Flow.Publisher<String> chunks = llm.request()
    .system("You are helpful")
    .user(prompt)
    .maxTokens(4096)
    .temperature(0.7)
    .modelParams(Map.of(
        "thinking_config", Map.of("thinking_budget", 0)
    ))
    .streamGenerate();

Streaming requires the consumer to opt in via the ai.mcpmesh.stream tag on @MeshLlm(providerSelector = ...) — see Java LLM Integration.

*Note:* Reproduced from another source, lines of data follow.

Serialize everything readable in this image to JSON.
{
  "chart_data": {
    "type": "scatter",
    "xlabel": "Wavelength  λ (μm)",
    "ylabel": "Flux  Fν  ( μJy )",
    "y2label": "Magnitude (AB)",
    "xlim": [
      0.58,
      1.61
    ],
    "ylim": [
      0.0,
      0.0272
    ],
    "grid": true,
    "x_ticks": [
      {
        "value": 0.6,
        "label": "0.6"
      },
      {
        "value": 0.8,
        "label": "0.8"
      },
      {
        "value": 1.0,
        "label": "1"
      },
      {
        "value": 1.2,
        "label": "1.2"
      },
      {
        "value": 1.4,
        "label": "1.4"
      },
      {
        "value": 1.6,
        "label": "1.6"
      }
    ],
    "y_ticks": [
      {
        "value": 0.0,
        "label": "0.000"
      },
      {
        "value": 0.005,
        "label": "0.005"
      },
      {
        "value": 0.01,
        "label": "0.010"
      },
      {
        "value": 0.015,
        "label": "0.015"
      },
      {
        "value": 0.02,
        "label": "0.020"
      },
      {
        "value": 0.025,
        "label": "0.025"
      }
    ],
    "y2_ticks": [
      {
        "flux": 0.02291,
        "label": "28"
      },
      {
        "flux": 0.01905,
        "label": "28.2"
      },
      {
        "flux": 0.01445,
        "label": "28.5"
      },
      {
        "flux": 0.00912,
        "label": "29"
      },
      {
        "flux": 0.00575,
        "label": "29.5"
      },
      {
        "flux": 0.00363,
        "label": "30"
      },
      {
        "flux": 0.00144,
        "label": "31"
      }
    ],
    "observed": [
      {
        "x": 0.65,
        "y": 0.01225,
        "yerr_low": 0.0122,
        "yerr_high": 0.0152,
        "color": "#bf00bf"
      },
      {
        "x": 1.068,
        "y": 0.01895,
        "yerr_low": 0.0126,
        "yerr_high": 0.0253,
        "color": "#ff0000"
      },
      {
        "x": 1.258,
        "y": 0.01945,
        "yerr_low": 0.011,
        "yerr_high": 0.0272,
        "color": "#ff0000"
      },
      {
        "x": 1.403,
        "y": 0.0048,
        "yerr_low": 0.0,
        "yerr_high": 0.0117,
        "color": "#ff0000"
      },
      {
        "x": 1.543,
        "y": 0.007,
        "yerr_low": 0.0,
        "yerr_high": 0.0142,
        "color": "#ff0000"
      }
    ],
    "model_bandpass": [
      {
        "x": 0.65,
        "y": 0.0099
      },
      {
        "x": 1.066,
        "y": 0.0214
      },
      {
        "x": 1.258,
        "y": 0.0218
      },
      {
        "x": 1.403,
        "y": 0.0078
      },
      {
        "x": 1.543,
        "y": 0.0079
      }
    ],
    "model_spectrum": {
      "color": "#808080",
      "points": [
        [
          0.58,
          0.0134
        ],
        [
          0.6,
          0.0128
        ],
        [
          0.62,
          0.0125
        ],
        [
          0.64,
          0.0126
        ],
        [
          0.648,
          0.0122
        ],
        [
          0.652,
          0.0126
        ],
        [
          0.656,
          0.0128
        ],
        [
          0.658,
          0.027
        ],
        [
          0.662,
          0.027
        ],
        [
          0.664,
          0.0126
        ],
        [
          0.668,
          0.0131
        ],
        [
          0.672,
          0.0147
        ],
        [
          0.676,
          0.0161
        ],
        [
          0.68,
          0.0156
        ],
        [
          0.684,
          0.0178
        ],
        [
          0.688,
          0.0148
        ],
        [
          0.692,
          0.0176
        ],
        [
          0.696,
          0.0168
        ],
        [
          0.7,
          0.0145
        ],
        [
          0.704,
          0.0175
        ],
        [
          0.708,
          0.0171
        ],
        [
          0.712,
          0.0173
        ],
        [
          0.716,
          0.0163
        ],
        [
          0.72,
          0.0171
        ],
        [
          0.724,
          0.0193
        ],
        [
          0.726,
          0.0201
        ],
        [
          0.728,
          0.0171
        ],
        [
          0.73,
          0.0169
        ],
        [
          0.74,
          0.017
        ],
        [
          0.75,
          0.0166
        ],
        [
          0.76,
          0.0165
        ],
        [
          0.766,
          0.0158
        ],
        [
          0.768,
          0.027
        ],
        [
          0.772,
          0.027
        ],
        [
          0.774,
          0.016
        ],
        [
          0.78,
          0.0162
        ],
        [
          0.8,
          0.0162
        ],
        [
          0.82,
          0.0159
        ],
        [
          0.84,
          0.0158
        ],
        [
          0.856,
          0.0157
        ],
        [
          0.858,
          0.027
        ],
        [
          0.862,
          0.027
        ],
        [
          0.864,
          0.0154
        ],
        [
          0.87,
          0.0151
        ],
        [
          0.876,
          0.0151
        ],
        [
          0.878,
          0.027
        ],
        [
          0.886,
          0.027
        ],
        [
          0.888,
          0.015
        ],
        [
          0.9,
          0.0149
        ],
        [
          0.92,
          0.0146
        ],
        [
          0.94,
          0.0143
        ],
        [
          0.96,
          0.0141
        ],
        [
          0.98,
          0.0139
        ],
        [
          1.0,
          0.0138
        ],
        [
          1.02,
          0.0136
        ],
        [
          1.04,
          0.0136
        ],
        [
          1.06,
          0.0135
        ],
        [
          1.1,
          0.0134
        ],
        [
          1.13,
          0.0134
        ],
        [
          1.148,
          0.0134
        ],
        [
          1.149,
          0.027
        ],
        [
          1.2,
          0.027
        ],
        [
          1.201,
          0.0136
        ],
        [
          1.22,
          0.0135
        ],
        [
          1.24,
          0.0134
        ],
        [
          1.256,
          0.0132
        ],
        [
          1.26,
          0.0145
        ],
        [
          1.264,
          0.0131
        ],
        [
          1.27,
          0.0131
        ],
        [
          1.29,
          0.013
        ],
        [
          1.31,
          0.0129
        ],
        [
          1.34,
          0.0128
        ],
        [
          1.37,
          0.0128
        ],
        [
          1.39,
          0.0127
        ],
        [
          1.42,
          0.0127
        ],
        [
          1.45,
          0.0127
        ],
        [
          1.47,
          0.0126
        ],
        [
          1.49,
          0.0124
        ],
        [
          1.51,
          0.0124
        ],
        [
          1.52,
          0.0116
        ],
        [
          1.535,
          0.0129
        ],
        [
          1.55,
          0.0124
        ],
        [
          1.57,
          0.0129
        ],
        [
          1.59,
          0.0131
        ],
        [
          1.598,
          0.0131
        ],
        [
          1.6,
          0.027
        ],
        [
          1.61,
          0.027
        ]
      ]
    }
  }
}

Source: MeshLlmAgentProxy.java.

Reference matrix¶

Kwarg	Anthropic	OpenAI	Gemini	Notes
`max_tokens`	yes	yes	yes	Anthropic requires it; OpenAI/Gemini optional.
`temperature`	yes	yes	yes
`top_p`	yes	yes	yes
`top_k`	yes	no	yes	OpenAI has no equivalent.
`stop`	yes (`stop_sequences`)	yes	yes	Anthropic SDK renames; mesh translates.
`seed`	no	yes	yes	Anthropic ignores.
`presence_penalty`	no	yes	yes
`frequency_penalty`	no	yes	yes
`logit_bias`	no	yes	no
`logprobs` / `top_logprobs`	no	yes	no
`n`	no	yes	no	Mesh assumes single-completion; multi-candidate output is dropped.
`parallel_tool_calls`	no	yes	no	Mesh's loop honors it for sequencing on Anthropic too.
`user`	no	yes	no
`reasoning_effort`	no	yes (o1/o3)	no
`metadata`	yes	no	no	Anthropic billing/audit grouping.
`output_config`	yes (Sonnet 4.5+/Opus 4.1+)	no	no	Native structured output.
`thinking_config`	no	no	yes (2.5+)	Budget control for Gemini thinking models.
`response_mime_type`	no	no	yes	Pair with `response_schema`.
`response_schema`	no	no	yes	JSON schema for structured output.
`extra_headers`	yes	yes	yes	Vendor SDK escape hatch.
`extra_body`	yes	yes	yes
`extra_query`	yes	yes	no	Gemini's `HttpOptions` has no per-call query override.
`timeout` / `request_timeout`	yes	yes	yes	Per-call timeout override in seconds.

Source pointers¶

For the precise passthrough surface per adapter, see the _<VENDOR>_PASSTHROUGH_KWARGS frozenset at the top of each native client:

Anthropic: src/runtime/python/_mcp_mesh/engine/native_clients/anthropic_native.py
OpenAI: src/runtime/python/_mcp_mesh/engine/native_clients/openai_native.py
Gemini: src/runtime/python/_mcp_mesh/engine/native_clients/gemini_native.py

Any kwarg outside the passthrough + handled sets emits a once-per-key WARN — useful diagnostic surface for callers debugging cross-vendor passthrough.